The Muslim leaders were invited for the round table as Canada's spy agency is reportedly frightened of potential terrorist attacks on Canadians and now are seeking the help of Muslim leaders.
"I want you to help... Us doing it alone is like one hand clapping," Ellis told the group on August 16 in Toronto.
Not many Muslims were interested in attending this round table and in fact some e-mails were reportedly circulated advising Muslim leaders to stay away from the meeting.
Ellis admitted that attendance was small, which was unfortunate for him. He conceded that prior to the meeting, certain opinion makers in the Muslim community had circulated e-mails suggesting it was best to give the meeting a pass, since no high level political officials from Ottawa were there.
It happened as "the Royal Canadian Mounted Police, CSIS and other agencies have lost credibility," one of about 20 Muslims who came for the meeting reportedly stood up to tell Ellis.
His reference was to 18 young Muslims who were arrested two years back for allegedly conspiring to commit terrorist acts within the country, targeting important buildings and some political leaders. Charges against many of them have been dropped.
"We don't target the Muslim community; we are trying to work with you," Ellis said.
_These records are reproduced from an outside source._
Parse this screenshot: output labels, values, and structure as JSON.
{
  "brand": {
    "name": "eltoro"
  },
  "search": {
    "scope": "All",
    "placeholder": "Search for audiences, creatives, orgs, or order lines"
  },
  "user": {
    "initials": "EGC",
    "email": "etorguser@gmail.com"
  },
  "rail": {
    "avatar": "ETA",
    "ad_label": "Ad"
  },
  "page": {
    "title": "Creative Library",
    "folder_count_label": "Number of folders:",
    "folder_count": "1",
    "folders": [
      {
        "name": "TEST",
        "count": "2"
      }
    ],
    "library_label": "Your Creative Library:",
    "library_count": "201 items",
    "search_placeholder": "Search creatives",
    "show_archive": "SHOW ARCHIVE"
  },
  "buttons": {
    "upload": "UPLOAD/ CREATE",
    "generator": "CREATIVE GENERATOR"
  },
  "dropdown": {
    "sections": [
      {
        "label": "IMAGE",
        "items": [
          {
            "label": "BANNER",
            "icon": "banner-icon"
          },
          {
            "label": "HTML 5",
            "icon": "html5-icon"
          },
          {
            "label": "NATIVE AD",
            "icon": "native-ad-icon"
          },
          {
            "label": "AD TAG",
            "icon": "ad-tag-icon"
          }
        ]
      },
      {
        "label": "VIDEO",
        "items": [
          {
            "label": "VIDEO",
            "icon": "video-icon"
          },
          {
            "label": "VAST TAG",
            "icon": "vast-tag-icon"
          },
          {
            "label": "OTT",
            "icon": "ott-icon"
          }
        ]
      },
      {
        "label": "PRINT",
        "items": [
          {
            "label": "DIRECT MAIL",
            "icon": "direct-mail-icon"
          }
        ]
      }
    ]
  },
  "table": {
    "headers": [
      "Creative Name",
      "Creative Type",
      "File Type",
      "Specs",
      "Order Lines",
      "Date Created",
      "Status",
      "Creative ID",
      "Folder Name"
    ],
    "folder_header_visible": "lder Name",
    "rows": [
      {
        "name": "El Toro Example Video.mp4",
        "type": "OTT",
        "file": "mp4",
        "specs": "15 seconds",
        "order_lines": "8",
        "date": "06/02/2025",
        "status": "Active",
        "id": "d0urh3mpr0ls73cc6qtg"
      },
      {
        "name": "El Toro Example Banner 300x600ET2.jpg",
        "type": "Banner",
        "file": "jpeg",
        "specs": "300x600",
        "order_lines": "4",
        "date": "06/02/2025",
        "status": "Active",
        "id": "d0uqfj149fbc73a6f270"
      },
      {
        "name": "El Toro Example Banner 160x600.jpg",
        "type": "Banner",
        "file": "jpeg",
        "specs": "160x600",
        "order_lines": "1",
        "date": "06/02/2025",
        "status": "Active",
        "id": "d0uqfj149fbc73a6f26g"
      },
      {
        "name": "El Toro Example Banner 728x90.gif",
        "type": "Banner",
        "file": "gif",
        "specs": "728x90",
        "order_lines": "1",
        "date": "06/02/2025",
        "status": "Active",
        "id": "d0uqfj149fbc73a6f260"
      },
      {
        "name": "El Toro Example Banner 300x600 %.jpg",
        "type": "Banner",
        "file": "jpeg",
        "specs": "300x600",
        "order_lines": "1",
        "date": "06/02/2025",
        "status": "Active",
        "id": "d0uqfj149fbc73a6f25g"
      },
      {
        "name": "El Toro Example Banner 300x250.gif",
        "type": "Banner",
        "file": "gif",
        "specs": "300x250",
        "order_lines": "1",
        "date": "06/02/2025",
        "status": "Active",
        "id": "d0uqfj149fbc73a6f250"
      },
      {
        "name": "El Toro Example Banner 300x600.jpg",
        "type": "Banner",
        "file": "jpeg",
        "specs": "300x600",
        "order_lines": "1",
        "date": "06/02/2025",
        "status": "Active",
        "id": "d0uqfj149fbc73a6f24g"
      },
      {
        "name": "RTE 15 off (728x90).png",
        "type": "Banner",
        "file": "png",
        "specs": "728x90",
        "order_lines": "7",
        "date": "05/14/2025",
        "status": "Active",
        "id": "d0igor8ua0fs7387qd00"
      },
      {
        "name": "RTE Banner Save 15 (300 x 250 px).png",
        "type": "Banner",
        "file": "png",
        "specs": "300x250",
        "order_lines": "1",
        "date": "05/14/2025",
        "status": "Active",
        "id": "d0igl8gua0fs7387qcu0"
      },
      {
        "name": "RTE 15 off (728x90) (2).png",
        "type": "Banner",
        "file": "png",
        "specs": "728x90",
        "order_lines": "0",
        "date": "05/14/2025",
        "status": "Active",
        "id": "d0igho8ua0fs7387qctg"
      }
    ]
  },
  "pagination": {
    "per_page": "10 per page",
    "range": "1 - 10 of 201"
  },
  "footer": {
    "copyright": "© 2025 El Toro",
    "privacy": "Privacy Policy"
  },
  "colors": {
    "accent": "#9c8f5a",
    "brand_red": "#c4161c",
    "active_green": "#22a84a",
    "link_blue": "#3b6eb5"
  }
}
He reportedly stressed that CSIS and RCMP lawfully zero in on the tiny percentage of Muslims who are drawn towards violent extremism, and urged Muslim leaders to get past 'urban legend' and read up on what judges are actually finding.
"Our security is threatened by jihadists," author and broadcaster Tarek Fatah said.
CSIS and other law enforcement agencies are worried as many Muslim terrorists in Canada are homegrown, without any connection with Al Qaeda or Taliban.